Não houve um único bruxo, uma única pessoa na face da Terra que soubesse sobre meu terrível vício em você, não. Muitos acreditavam que eu sequer a vira depois da Guerra, que eu sequer a notara enquanto cursávamos ambos nossos sétimos anos na Escola de Magia e Bruxaria de Hogwarts, depois que esta fora reconstruída. Tolos, sempre muito tolos. Não digo que não devesse tê-lo feito, mas essa é a verdade. Muito melhor seria se eu simplesmente tivesse aceitado que pertencíamos a mundos diferentes, em vez de passar noites em claro, numa tentativa falha de interligá-los.

Eu fui seu guardião, eu fui seu anjo amigo
Mas não sabia que comigo
Por ela carregava uma paixão

Eu me lembro de trocar os turnos das rondas noturnas com os outros monitores-chefes, apenas para meu horário calhar com o seu. Algo que admirava em você era sua inteligência, mas você nunca pareceu notar. Aliás, você era quem nunca pareceu me notar. Andávamos sempre pelos mesmos corredores, encontrávamos-nos sempre no mesmo salão, no mesmo campo, nas mesmas salas. Mas você nunca se dava ao menor trabalho de olhar para mim. Até o dia no qual falei com você.

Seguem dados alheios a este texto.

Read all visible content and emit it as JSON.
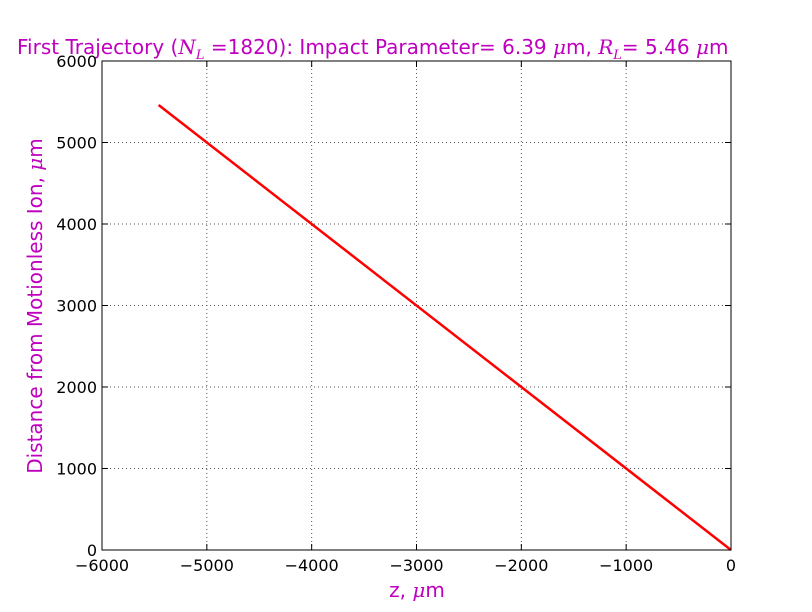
{
  "chart_data": {
    "type": "line",
    "title": {
      "pre": "First Trajectory (",
      "nsym": "N",
      "nsub": "L",
      "eq": " =",
      "nval": "1820",
      "mid": "): Impact Parameter= 6.39 ",
      "mu1": "μ",
      "m1": "m, ",
      "rsym": "R",
      "rsub": "L",
      "rval": "= 5.46 ",
      "mu2": "μ",
      "m2": "m"
    },
    "xlabel": {
      "text": "z, ",
      "mu": "μ",
      "unit": "m"
    },
    "ylabel": {
      "text": "Distance from Motionless Ion, ",
      "mu": "μ",
      "unit": "m"
    },
    "xlim": [
      -6000,
      0
    ],
    "ylim": [
      0,
      6000
    ],
    "xticks": [
      "−6000",
      "−5000",
      "−4000",
      "−3000",
      "−2000",
      "−1000",
      "0"
    ],
    "yticks": [
      "0",
      "1000",
      "2000",
      "3000",
      "4000",
      "5000",
      "6000"
    ],
    "grid": true,
    "series": [
      {
        "color": "#ff0000",
        "x": [
          -5460,
          0
        ],
        "y": [
          5460,
          0
        ]
      }
    ],
    "colors": {
      "title": "#bf00bf",
      "labels": "#bf00bf",
      "line": "#ff0000",
      "grid": "#555555"
    }
  }
}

“Hermione”, estremeci, no momento que seu nome saiu por entre meus lábios. Era doce. Eu tinha os olhos marejados, mas não permiti que você notasse. Aliás, a escuridão do castelo não o permitiu. “Draco”, respondeu de imediato. Não soube como você adivinhou que era eu, mas ouvi-la chamar-me pelo primeiro nome fez com que eu suasse frio. “Você foi muito corajoso. Eu queria ter sido corajosa como você foi.”. Aquilo me chocou. “Tudo o que fiz foi correr para os braços de quem sempre causou toda a dor. Não apenas minha, mas do mundo, Granger”.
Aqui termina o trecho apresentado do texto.